A documentação da Guerra do Paraguai registra notícias de “voluntários” do Amazonas, monolíngues em Nheengatu, cujo recrutamento criou uma situação no mínimo insólita, com consequências sobre as marcas identitárias étnicas e nacionais: muitos soldados amazonenses, pertencentes ao 5º Batalhão de Infantaria, que sequer podiam entender as ordens em português do seu comandante, morreram nos campos de batalha do Paraguai, como “voluntários da Pátria”, falando uma língua, compreendida pelo inimigo, mas desconhecida em sua própria trincheira.

Do outro lado, havia situação similar com soldados paraguaios, monolíngues em guarani criollo, alguns dos quais foram feitos prisioneiros de guerra, e só puderam ser submetidos a interrogatório com ajuda de soldados amazonenses, bilíngues em Língua Geral-Português, que funcionaram como intérpretes e tradutores devido à proximidade das duas línguas.

A partir da Guerra do Paraguai, o Nheengatu começa a perder falantes, cessa a sua hegemonia no Amazonas, fica limitado ao Rio Negro e a bolsões no Alto Solimões. Outras línguas indígenas desapareceram sem deixar qualquer vestígio e quando uma língua que não foi documentada deixa de ser falada, é como se nunca tivesse existido. As cidades da Amazônia, entre elas Manaus e Belém, foram cemitérios de línguas indígenas, lá estão sepultados os últimos falantes de várias línguas extintas.

Todos nós devemos nos preocupar com as línguas que estão morrendo, da mesma forma que nos afligimos quando desaparece uma espécie animal ou vegetal, porque “isso reduz a diversidade do nosso planeta”. A diversidade cultural, intelectual e linguística é tão vital para a sobrevivência da espécie humana quanto à diversidade biológica – escreve o linguista irlandês David Crystal no seu livro “A revolução da linguagem”, onde apresenta algumas estratégias para revitalizar línguas em perigo de extinção.

Uma delas é justamente discutir o assunto nas escolas e na mídia, traduzindo a produção da academia para uma linguagem acessível ao grande público, com o objetivo de criar uma consciência planetária sobre a importância de preservar a glotodiversidade.

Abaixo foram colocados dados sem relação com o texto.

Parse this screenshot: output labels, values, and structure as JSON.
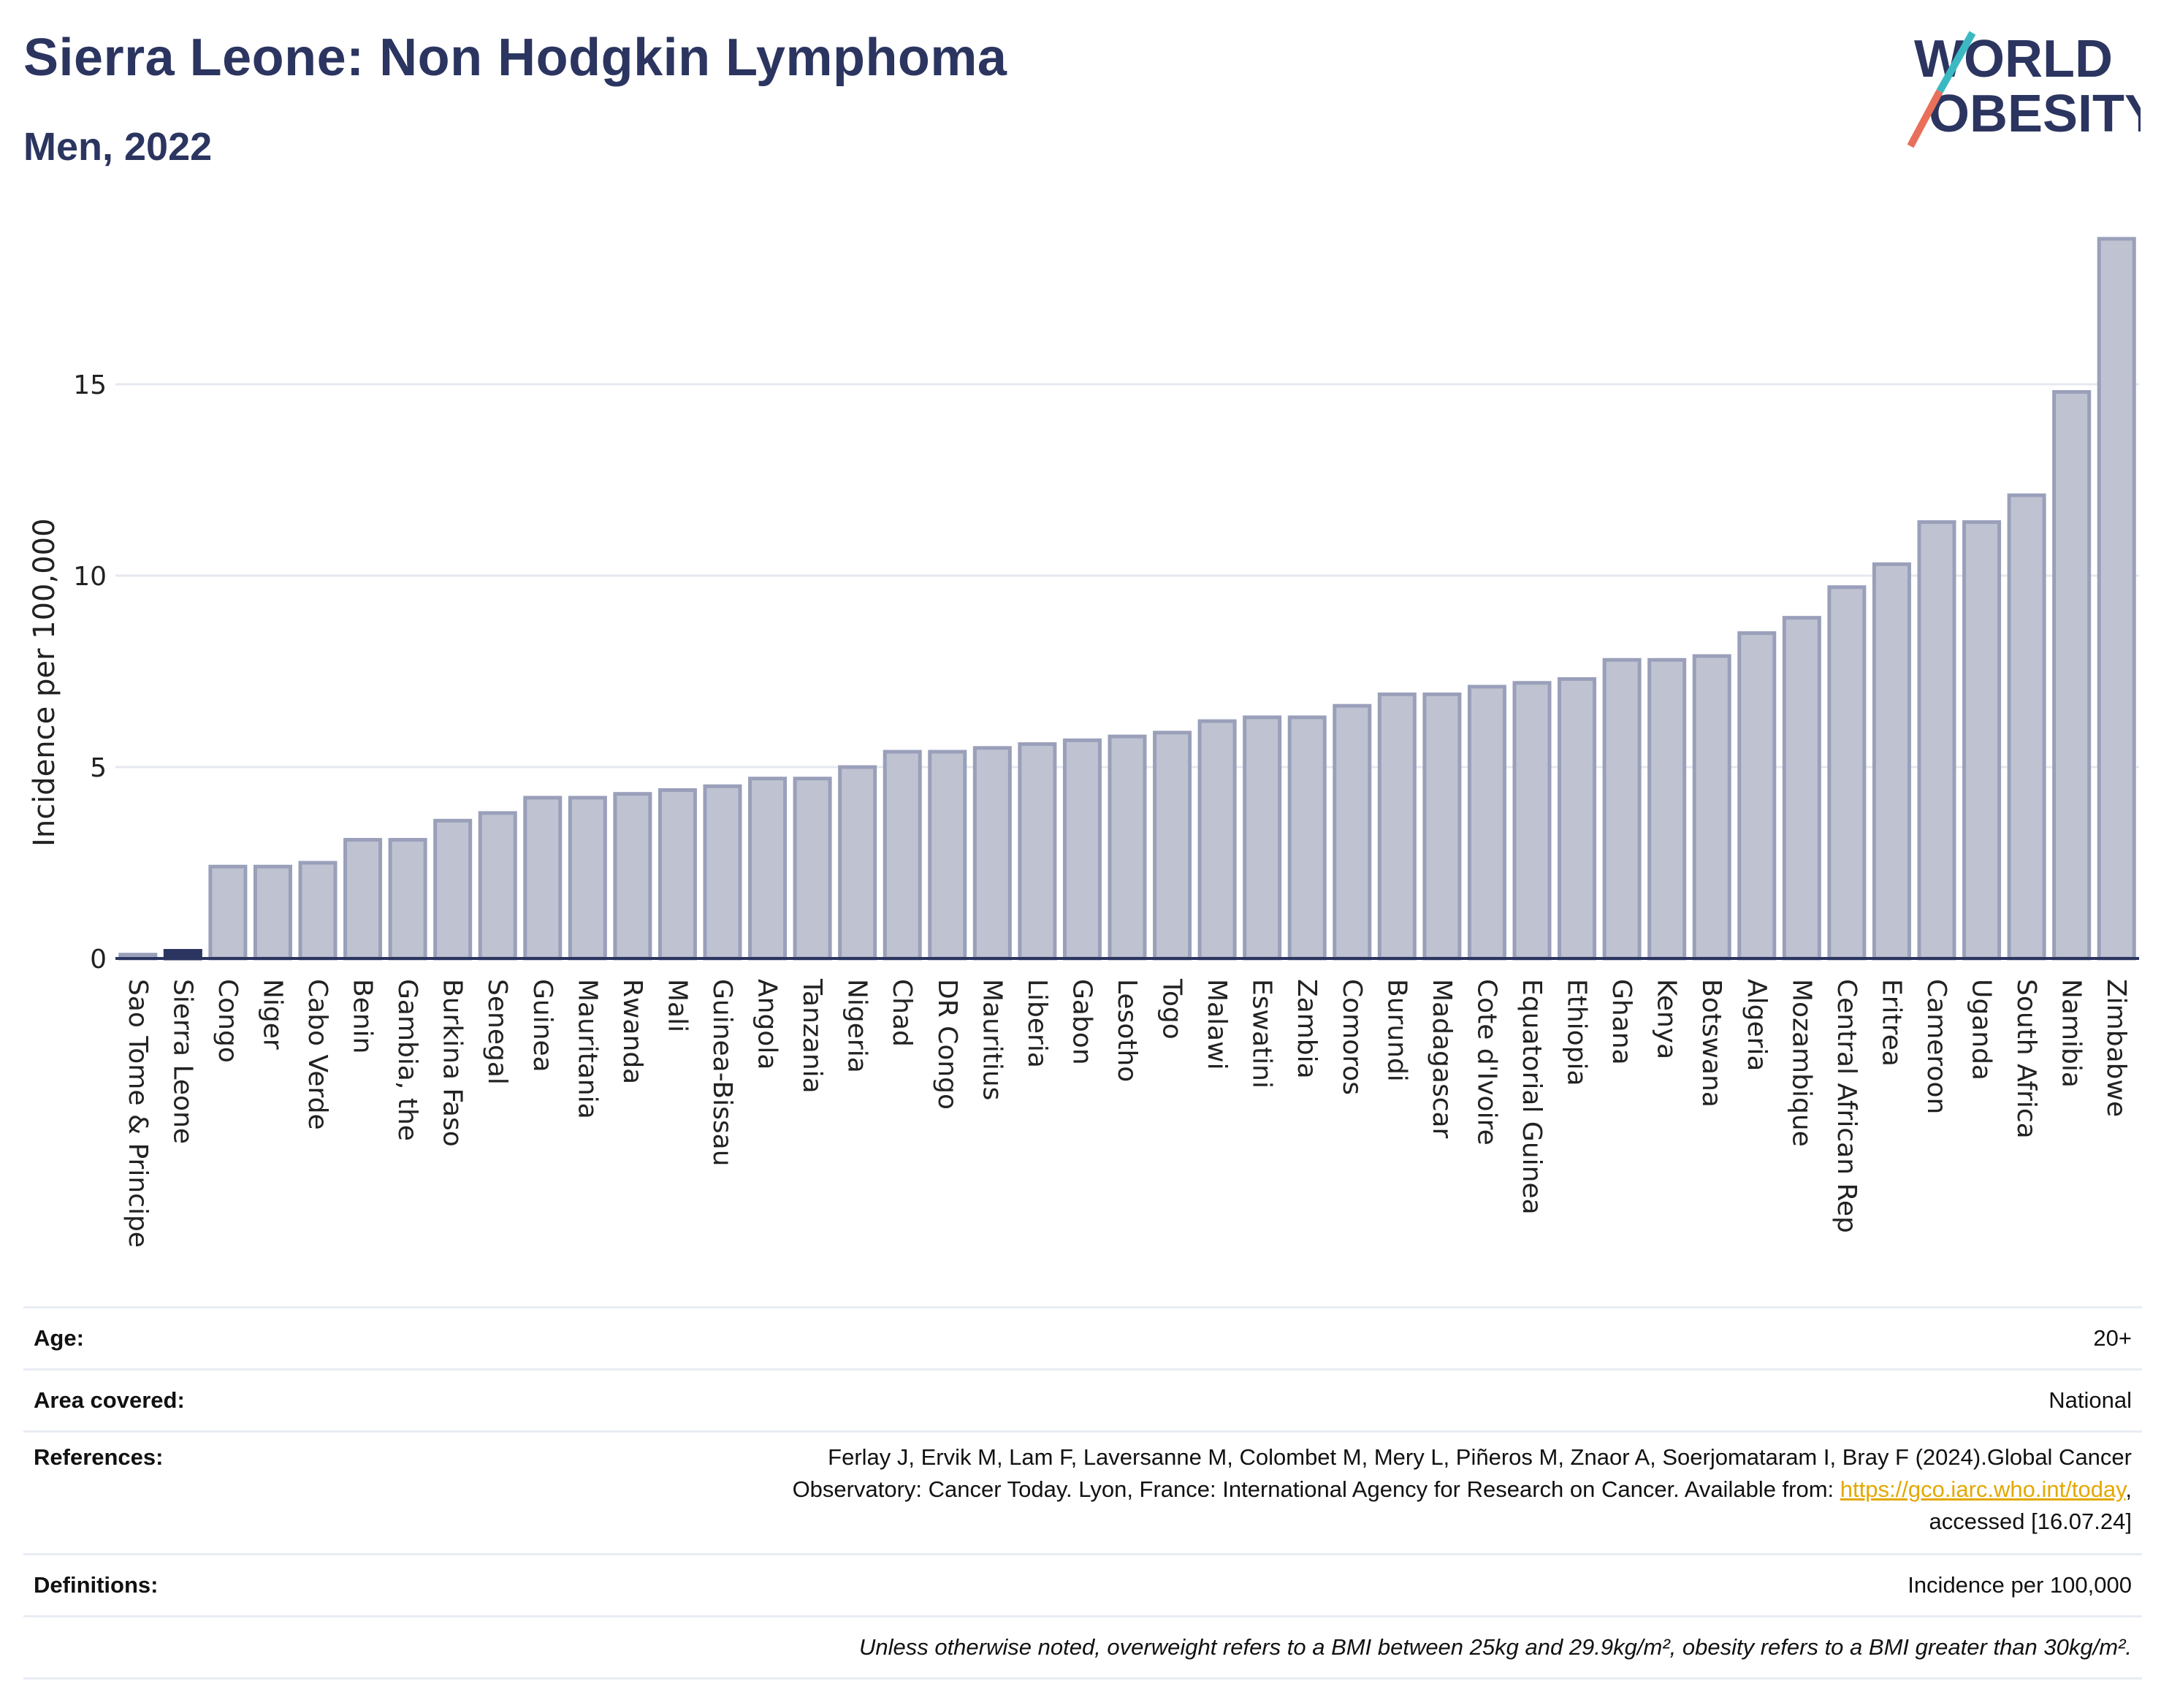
{
  "title": "Sierra Leone: Non Hodgkin Lymphoma",
  "subtitle": "Men, 2022",
  "logo": {
    "line1": "WORLD",
    "line2": "OBESITY"
  },
  "colors": {
    "title": "#2b3560",
    "bar": "#bfc3d1",
    "bar_edge": "#9a9fba",
    "highlight": "#2b3560",
    "link": "#e3a800",
    "grid": "#e5e8ef"
  },
  "chart_data": {
    "type": "bar",
    "ylabel": "Incidence per 100,000",
    "ylim": [
      0,
      19
    ],
    "yticks": [
      0,
      5,
      10,
      15
    ],
    "highlight": "Sierra Leone",
    "categories": [
      "Sao Tome & Principe",
      "Sierra Leone",
      "Congo",
      "Niger",
      "Cabo Verde",
      "Benin",
      "Gambia, the",
      "Burkina Faso",
      "Senegal",
      "Guinea",
      "Mauritania",
      "Rwanda",
      "Mali",
      "Guinea-Bissau",
      "Angola",
      "Tanzania",
      "Nigeria",
      "Chad",
      "DR Congo",
      "Mauritius",
      "Liberia",
      "Gabon",
      "Lesotho",
      "Togo",
      "Malawi",
      "Eswatini",
      "Zambia",
      "Comoros",
      "Burundi",
      "Madagascar",
      "Cote d'Ivoire",
      "Equatorial Guinea",
      "Ethiopia",
      "Ghana",
      "Kenya",
      "Botswana",
      "Algeria",
      "Mozambique",
      "Central African Rep",
      "Eritrea",
      "Cameroon",
      "Uganda",
      "South Africa",
      "Namibia",
      "Zimbabwe"
    ],
    "values": [
      0.1,
      0.2,
      2.4,
      2.4,
      2.5,
      3.1,
      3.1,
      3.6,
      3.8,
      4.2,
      4.2,
      4.3,
      4.4,
      4.5,
      4.7,
      4.7,
      5.0,
      5.4,
      5.4,
      5.5,
      5.6,
      5.7,
      5.8,
      5.9,
      6.2,
      6.3,
      6.3,
      6.6,
      6.9,
      6.9,
      7.1,
      7.2,
      7.3,
      7.8,
      7.8,
      7.9,
      8.5,
      8.9,
      9.7,
      10.3,
      11.4,
      11.4,
      12.1,
      14.8,
      18.8
    ]
  },
  "info": [
    {
      "label": "Age:",
      "value": "20+"
    },
    {
      "label": "Area covered:",
      "value": "National"
    },
    {
      "label": "References:",
      "ref_text1": "Ferlay J, Ervik M, Lam F, Laversanne M, Colombet M, Mery L, Piñeros M, Znaor A, Soerjomataram I, Bray F (2024).Global Cancer",
      "ref_text2": "Observatory: Cancer Today. Lyon, France: International Agency for Research on Cancer. Available from: ",
      "ref_link": "https://gco.iarc.who.int/today",
      "ref_text3": ",",
      "ref_text4": "accessed [16.07.24]"
    },
    {
      "label": "Definitions:",
      "value": "Incidence per 100,000"
    },
    {
      "label": "",
      "value": "Unless otherwise noted, overweight refers to a BMI between 25kg and 29.9kg/m², obesity refers to a BMI greater than 30kg/m²."
    }
  ]
}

– A história da América – escreve Bartomeu Meliá – é também a história de suas línguas, que temos de lamentar quando já mortas, que temos de visitar e cuidar quando doentes, que podemos celebrar com alegres cantos de vida quando faladas.

O processo de deslocamento linguístico na Amazônia mexeu com a nossa identidade e memória. Esquecemos que esquecemos o Nheengatu, mas o conhecimento dessa trajetória é essencial, porque como nos ensina Braudel, “a condição de ser é ter sido”. É isso: nós somos as línguas que fomos.

P.S.:1 – A trajetória do Nheengatu é descrita no livro de minha autoria Rio Babel – a história das línguas na Amazônia (2011, 2a. edição) e no artigo Da Fala Boa ao Português na Amazônia Brasileira, publicado na revista Ameríndia da Universidade de Paris VII (1983) e, posteriormente, na revista Amazônia em Cadernos (2000)do Museu Amazônico. Agora, o artigo foi traduzido ao Nheengatu e publicado nesta língua pela Editora da Universidade do Amazonas, no livro monolíngue organizado por Gilvan Muller e Mauricio Adu Schwade intitulado Yẽgatu Resewa (2012).

P.S.: 2 – Em Manaus, participei da banca examinadora da dissertação “Soldados da Borracha: das vivências do passado às lutas contemporâneas” do mestrando Frederico Alexandre de Oliveira Lima, ao lado de Luiz Balkar Sá Peixoto Pinheiro (orientador) e Patrícia Rodrigues da Silva.